A team of scientists headed by Dr. Makoto Higuchi from Japan’s National Institutes for Quantum Sciences and Technology examined the relationship between diet and brain function on a tauopathy mouse model.
They found that mice on the low-protein diet experienced increased neuronal degeneration, poor neuronal connectivity, and neuronal death. Furthermore, they noted the abnormal accumulation of tau proteins in the brain.
Upon being fed Amino LP7, a specific cocktail of seven essential amino acids, the mice showed signs of improvement in terms of cognitive function.
The essential amino acid supplementation seems to reverse the damage, indicating that this particular amino acid formulation significantly affects brain metabolism. Moreover, amino LP7 supplementation lowered the levels of kynurenine (an inflammatory molecule).

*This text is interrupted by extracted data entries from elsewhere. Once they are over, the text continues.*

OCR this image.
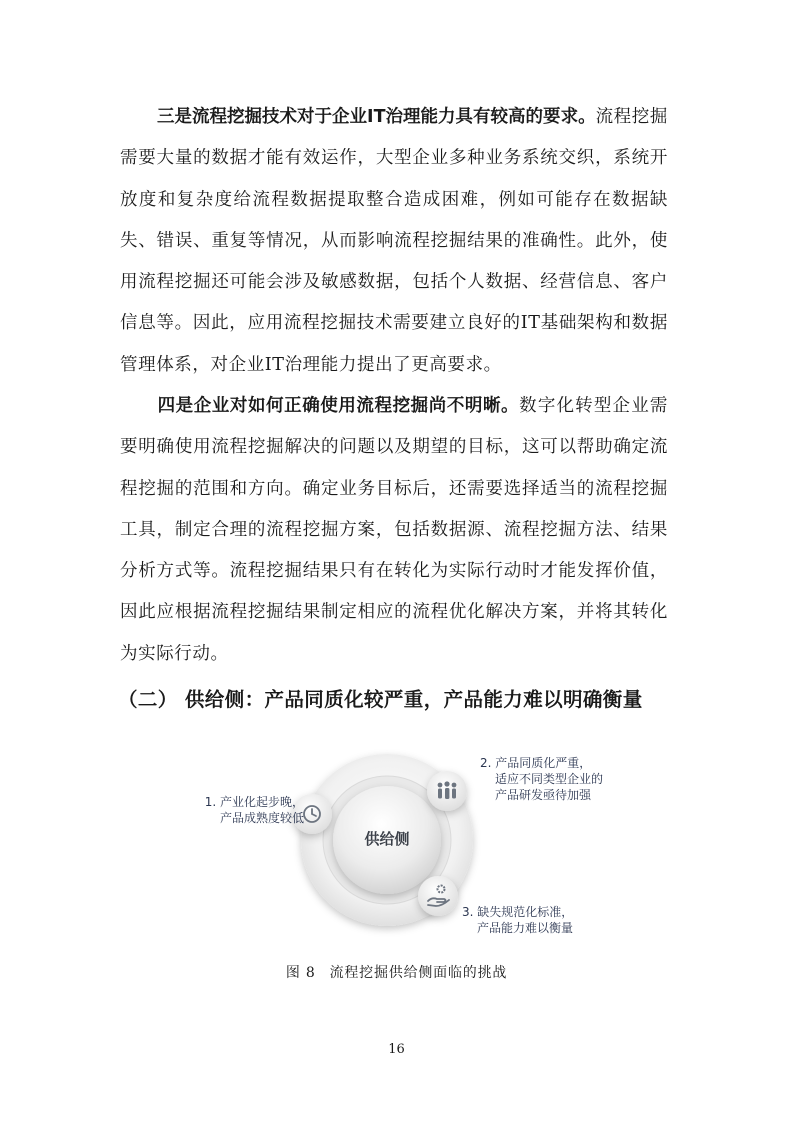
三是流程挖掘技术对于企业IT治理能力具有较高的要求。流程挖掘需要大量的数据才能有效运作，大型企业多种业务系统交织，系统开放度和复杂度给流程数据提取整合造成困难，例如可能存在数据缺失、错误、重复等情况，从而影响流程挖掘结果的准确性。此外，使用流程挖掘还可能会涉及敏感数据，包括个人数据、经营信息、客户信息等。因此，应用流程挖掘技术需要建立良好的IT基础架构和数据管理体系，对企业IT治理能力提出了更高要求。

四是企业对如何正确使用流程挖掘尚不明晰。数字化转型企业需要明确使用流程挖掘解决的问题以及期望的目标，这可以帮助确定流程挖掘的范围和方向。确定业务目标后，还需要选择适当的流程挖掘工具，制定合理的流程挖掘方案，包括数据源、流程挖掘方法、结果分析方式等。流程挖掘结果只有在转化为实际行动时才能发挥价值，因此应根据流程挖掘结果制定相应的流程优化解决方案，并将其转化为实际行动。

（二） 供给侧：产品同质化较严重，产品能力难以明确衡量
供给侧
1. 产业化起步晚，
产品成熟度较低
2. 产品同质化严重，
适应不同类型企业的
产品研发亟待加强
3. 缺失规范化标准，
产品能力难以衡量

图 8 流程挖掘供给侧面临的挑战

16
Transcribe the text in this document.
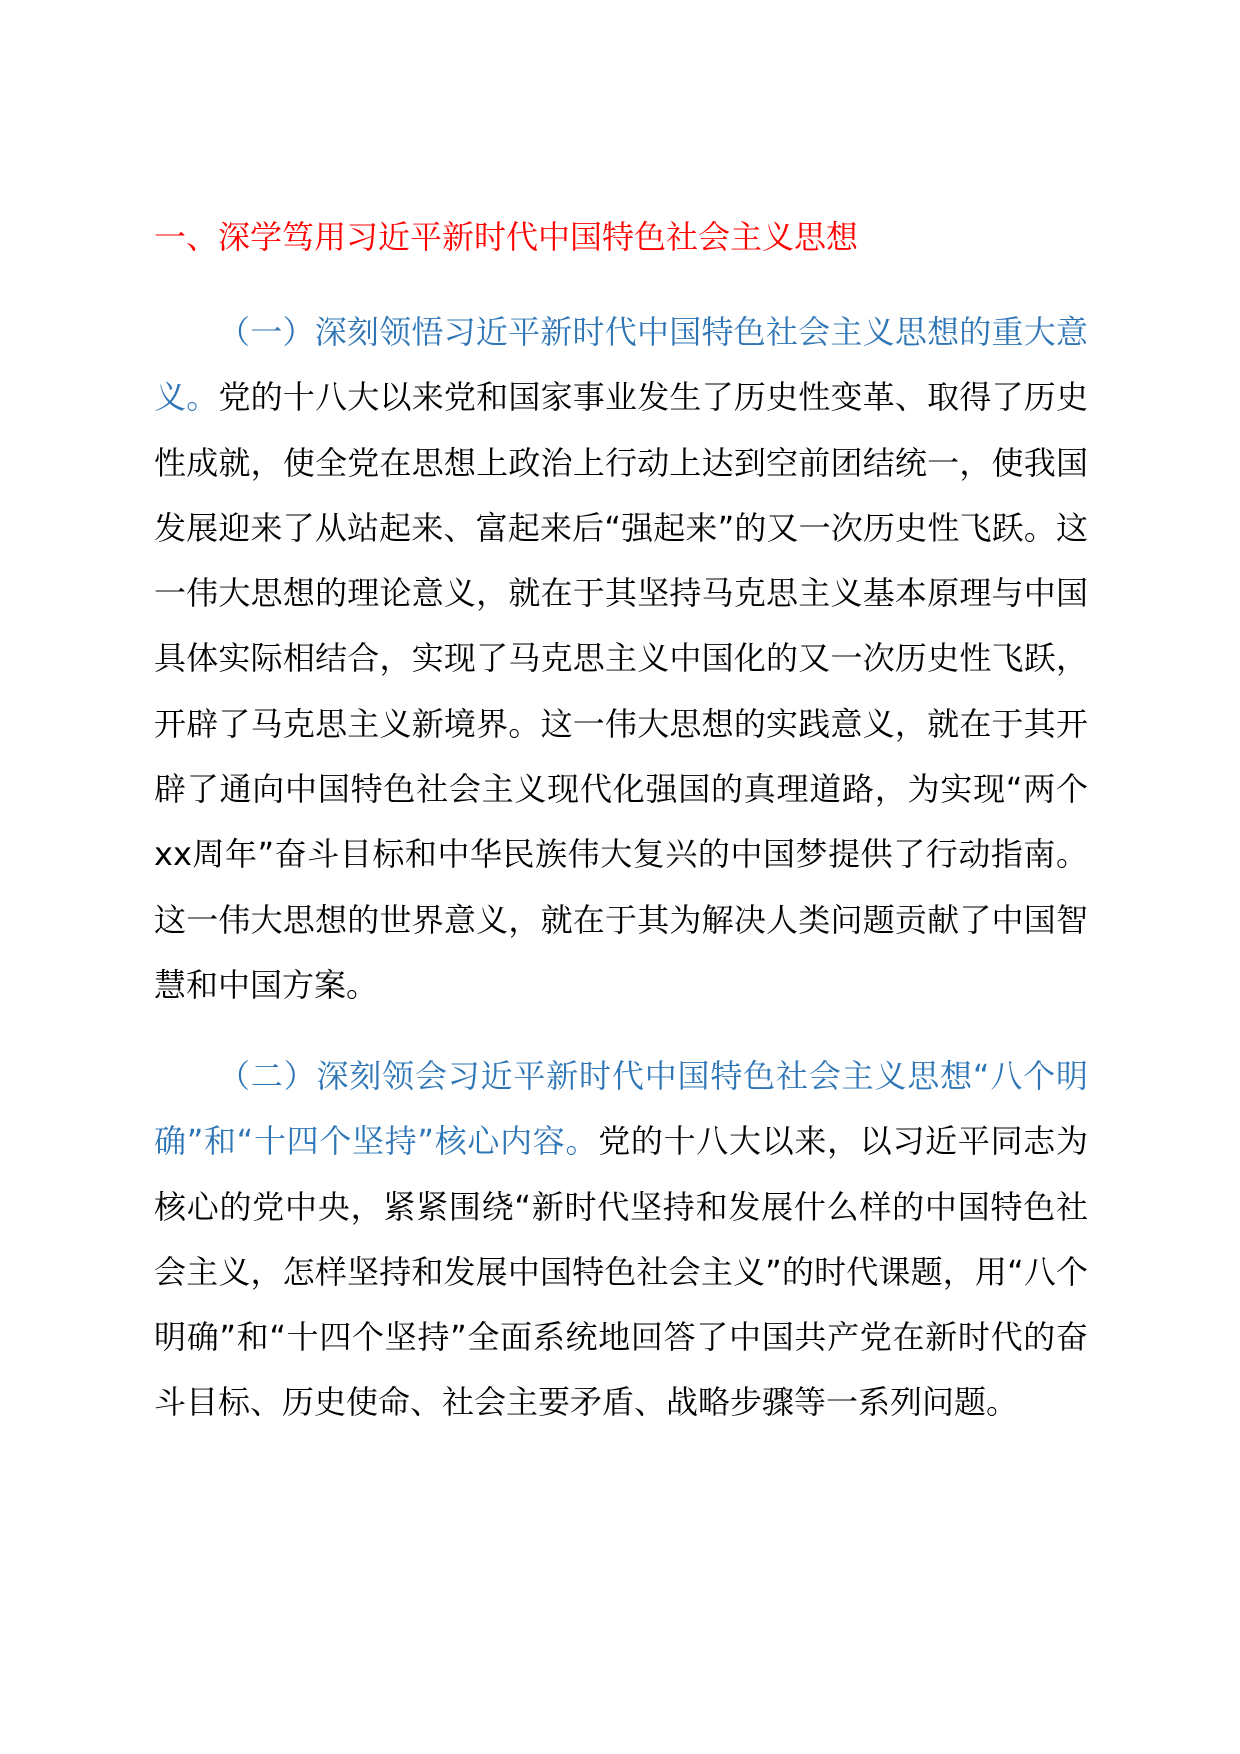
一、深学笃用习近平新时代中国特色社会主义思想

（一）深刻领悟习近平新时代中国特色社会主义思想的重大意义。党的十八大以来党和国家事业发生了历史性变革、取得了历史性成就，使全党在思想上政治上行动上达到空前团结统一，使我国发展迎来了从站起来、富起来后“强起来”的又一次历史性飞跃。这一伟大思想的理论意义，就在于其坚持马克思主义基本原理与中国具体实际相结合，实现了马克思主义中国化的又一次历史性飞跃，开辟了马克思主义新境界。这一伟大思想的实践意义，就在于其开辟了通向中国特色社会主义现代化强国的真理道路，为实现“两个xx周年”奋斗目标和中华民族伟大复兴的中国梦提供了行动指南。这一伟大思想的世界意义，就在于其为解决人类问题贡献了中国智慧和中国方案。

（二）深刻领会习近平新时代中国特色社会主义思想“八个明确”和“十四个坚持”核心内容。党的十八大以来，以习近平同志为核心的党中央，紧紧围绕“新时代坚持和发展什么样的中国特色社会主义，怎样坚持和发展中国特色社会主义”的时代课题，用“八个明确”和“十四个坚持”全面系统地回答了中国共产党在新时代的奋斗目标、历史使命、社会主要矛盾、战略步骤等一系列问题。
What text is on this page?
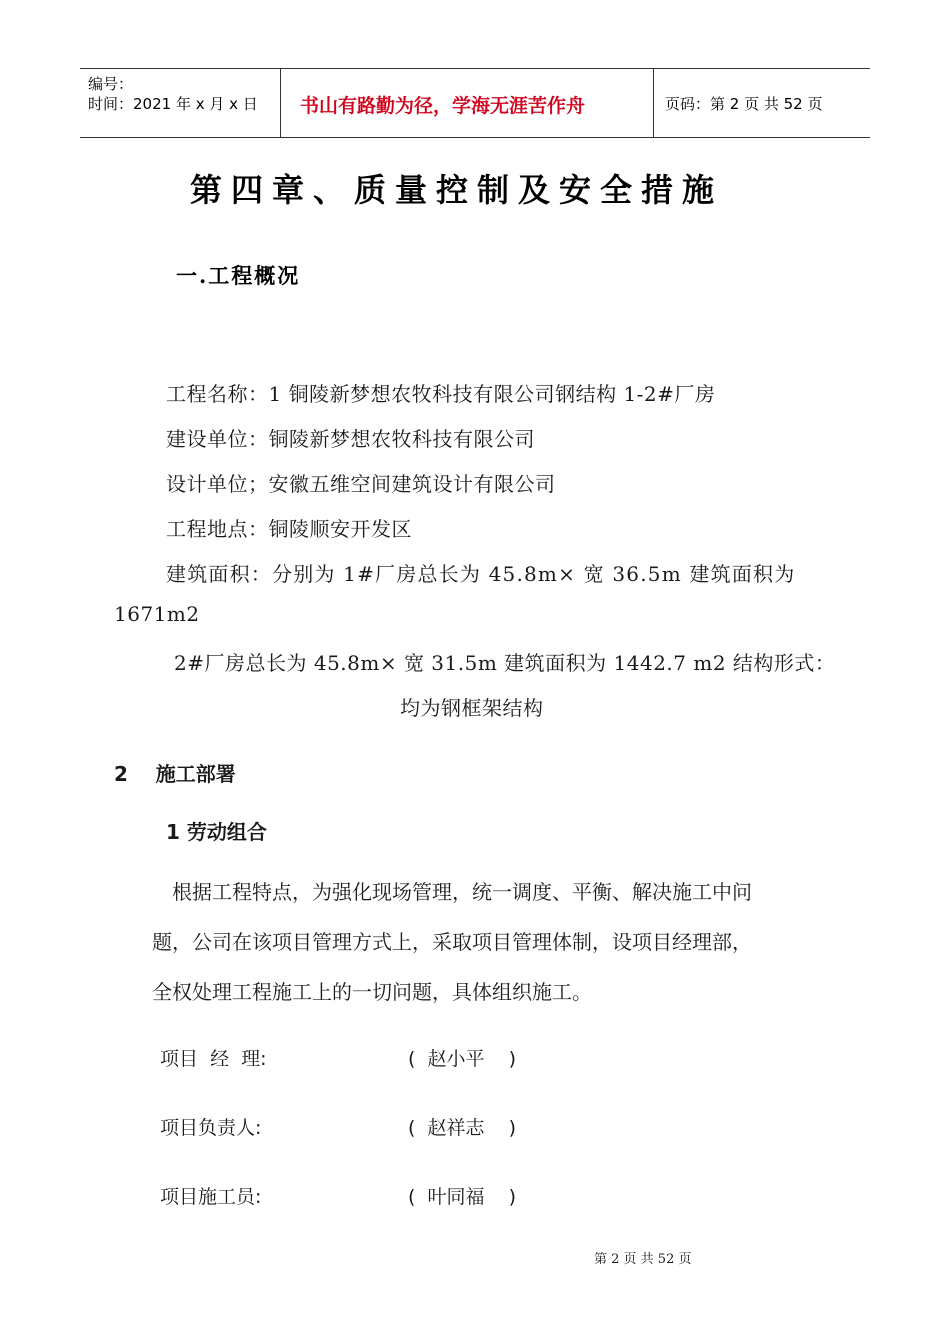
编号：
时间：2021 年 x 月 x 日 书山有路勤为径，学海无涯苦作舟	页码：第 2 页 共 52 页
第四章、质量控制及安全措施
一.工程概况
工程名称：1 铜陵新梦想农牧科技有限公司钢结构 1-2#厂房
建设单位：铜陵新梦想农牧科技有限公司
设计单位；安徽五维空间建筑设计有限公司
工程地点：铜陵顺安开发区
建筑面积：分别为 1#厂房总长为 45.8m× 宽 36.5m 建筑面积为
1671m2
2#厂房总长为 45.8m× 宽 31.5m 建筑面积为 1442.7 m2 结构形式：
均为钢框架结构
2    施工部署
1 劳动组合
根据工程特点，为强化现场管理，统一调度、平衡、解决施工中问
题，公司在该项目管理方式上，采取项目管理体制，设项目经理部，
全权处理工程施工上的一切问题，具体组织施工。
项目  经  理:	(  赵小平    )
项目负责人:	(  赵祥志    )
项目施工员:	(  叶同福    )
第 2 页 共 52 页
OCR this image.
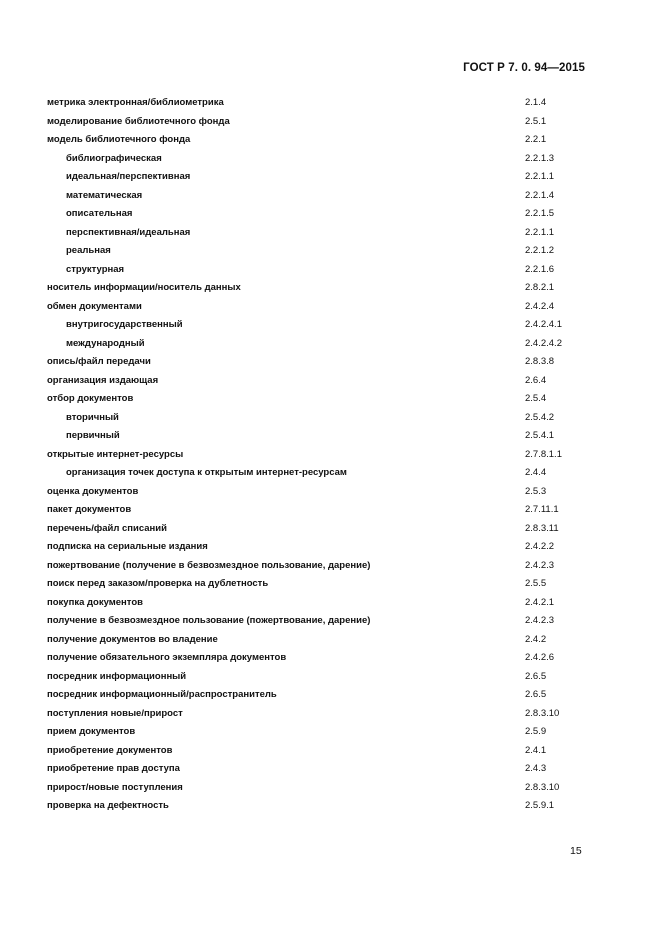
ГОСТ Р 7. 0. 94—2015
метрика электронная/библиометрика	2.1.4
моделирование библиотечного фонда	2.5.1
модель библиотечного фонда	2.2.1
библиографическая	2.2.1.3
идеальная/перспективная	2.2.1.1
математическая	2.2.1.4
описательная	2.2.1.5
перспективная/идеальная	2.2.1.1
реальная	2.2.1.2
структурная	2.2.1.6
носитель информации/носитель данных	2.8.2.1
обмен документами	2.4.2.4
внутригосударственный	2.4.2.4.1
международный	2.4.2.4.2
опись/файл передачи	2.8.3.8
организация издающая	2.6.4
отбор документов	2.5.4
вторичный	2.5.4.2
первичный	2.5.4.1
открытые интернет-ресурсы	2.7.8.1.1
организация точек доступа к открытым интернет-ресурсам	2.4.4
оценка документов	2.5.3
пакет документов	2.7.11.1
перечень/файл списаний	2.8.3.11
подписка на сериальные издания	2.4.2.2
пожертвование (получение в безвозмездное пользование, дарение)	2.4.2.3
поиск перед заказом/проверка на дублетность	2.5.5
покупка документов	2.4.2.1
получение в безвозмездное пользование (пожертвование, дарение)	2.4.2.3
получение документов во владение	2.4.2
получение обязательного экземпляра документов	2.4.2.6
посредник информационный	2.6.5
посредник информационный/распространитель	2.6.5
поступления новые/прирост	2.8.3.10
прием документов	2.5.9
приобретение документов	2.4.1
приобретение прав доступа	2.4.3
прирост/новые поступления	2.8.3.10
проверка на дефектность	2.5.9.1
15
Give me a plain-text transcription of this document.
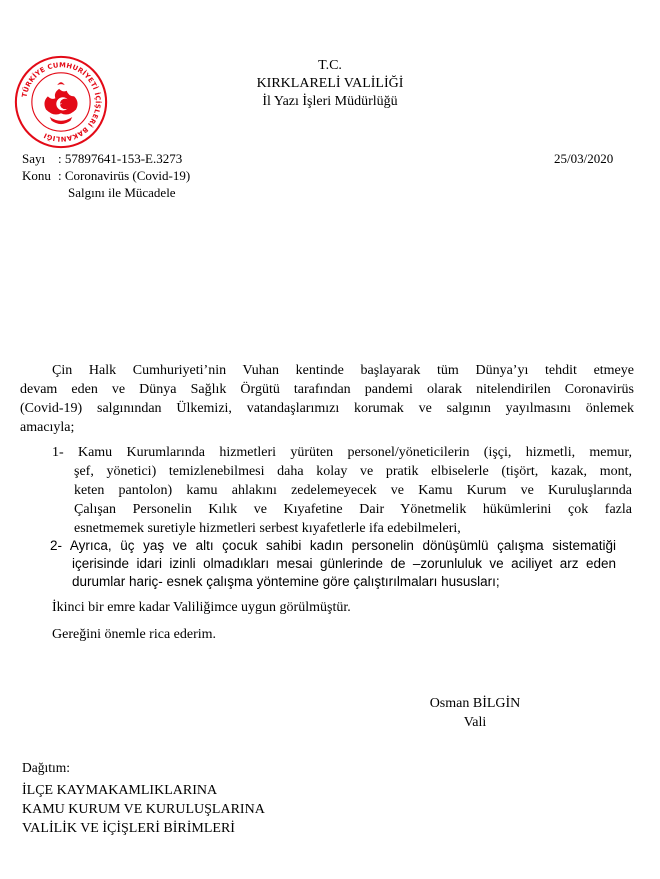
TÜRKİYE CUMHURİYETİ İÇİŞLERİ BAKANLIĞI
T.C.
KIRKLARELİ VALİLİĞİ
İl Yazı İşleri Müdürlüğü
Sayı : 57897641-153-E.3273	25/03/2020
Konu : Coronavirüs (Covid-19)
Salgını ile Mücadele
Çin Halk Cumhuriyeti’nin Vuhan kentinde başlayarak tüm Dünya’yı tehdit etmeye
devam eden ve Dünya Sağlık Örgütü tarafından pandemi olarak nitelendirilen Coronavirüs
(Covid-19) salgınından Ülkemizi, vatandaşlarımızı korumak ve salgının yayılmasını önlemek
amacıyla;
1- Kamu Kurumlarında hizmetleri yürüten personel/yöneticilerin (işçi, hizmetli, memur,
şef, yönetici) temizlenebilmesi daha kolay ve pratik elbiselerle (tişört, kazak, mont,
keten pantolon) kamu ahlakını zedelemeyecek ve Kamu Kurum ve Kuruluşlarında
Çalışan Personelin Kılık ve Kıyafetine Dair Yönetmelik hükümlerini çok fazla
esnetmemek suretiyle hizmetleri serbest kıyafetlerle ifa edebilmeleri,
2- Ayrıca, üç yaş ve altı çocuk sahibi kadın personelin dönüşümlü çalışma sistematiği
içerisinde idari izinli olmadıkları mesai günlerinde de –zorunluluk ve aciliyet arz eden
durumlar hariç- esnek çalışma yöntemine göre çalıştırılmaları hususları;
İkinci bir emre kadar Valiliğimce uygun görülmüştür.
Gereğini önemle rica ederim.
Osman BİLGİN
Vali
Dağıtım:
İLÇE KAYMAKAMLIKLARINA
KAMU KURUM VE KURULUŞLARINA
VALİLİK VE İÇİŞLERİ BİRİMLERİ
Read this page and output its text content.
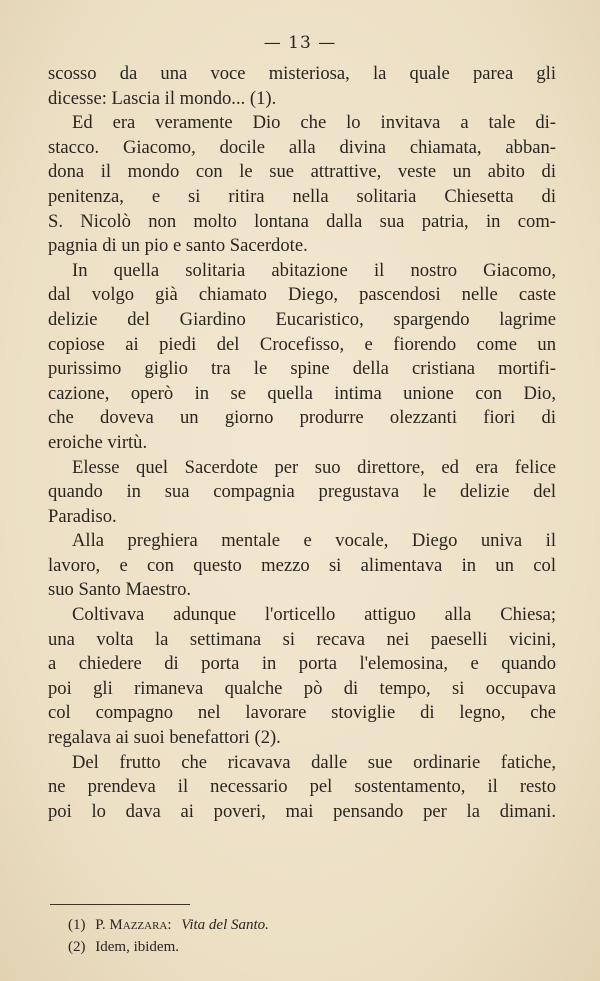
— 13 —
scosso da una voce misteriosa, la quale parea gli
dicesse: Lascia il mondo... (1).
Ed era veramente Dio che lo invitava a tale di-
stacco. Giacomo, docile alla divina chiamata, abban-
dona il mondo con le sue attrattive, veste un abito di
penitenza, e si ritira nella solitaria Chiesetta di
S. Nicolò non molto lontana dalla sua patria, in com-
pagnia di un pio e santo Sacerdote.
In quella solitaria abitazione il nostro Giacomo,
dal volgo già chiamato Diego, pascendosi nelle caste
delizie del Giardino Eucaristico, spargendo lagrime
copiose ai piedi del Crocefisso, e fiorendo come un
purissimo giglio tra le spine della cristiana mortifi-
cazione, operò in se quella intima unione con Dio,
che doveva un giorno produrre olezzanti fiori di
eroiche virtù.
Elesse quel Sacerdote per suo direttore, ed era felice
quando in sua compagnia pregustava le delizie del
Paradiso.
Alla preghiera mentale e vocale, Diego univa il
lavoro, e con questo mezzo si alimentava in un col
suo Santo Maestro.
Coltivava adunque l'orticello attiguo alla Chiesa;
una volta la settimana si recava nei paeselli vicini,
a chiedere di porta in porta l'elemosina, e quando
poi gli rimaneva qualche pò di tempo, si occupava
col compagno nel lavorare stoviglie di legno, che
regalava ai suoi benefattori (2).
Del frutto che ricavava dalle sue ordinarie fatiche,
ne prendeva il necessario pel sostentamento, il resto
poi lo dava ai poveri, mai pensando per la dimani.
(1) P. Mazzara: Vita del Santo.
(2) Idem, ibidem.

The amino acid cocktail prevented it from crossing the blood-brain barrier and attracting immune cells in the brain, thereby preventing the immune system from harming the neurons.
The findings are significant because they give hope for developing preventative dementia and Alzheimer’s treatment.
Protein intake is also crucial for brain function in the elderly, who commonly suffer from protein malnutrition due to decreased appetite and age-related diseases such as periodontal disease, dysphagia, etc.
And the resulting low protein intake is one of the potential risk factors for senile dementia.
All in all, although the supplement was tested only on animal models, it gives hope for treatment for those with impaired cognition.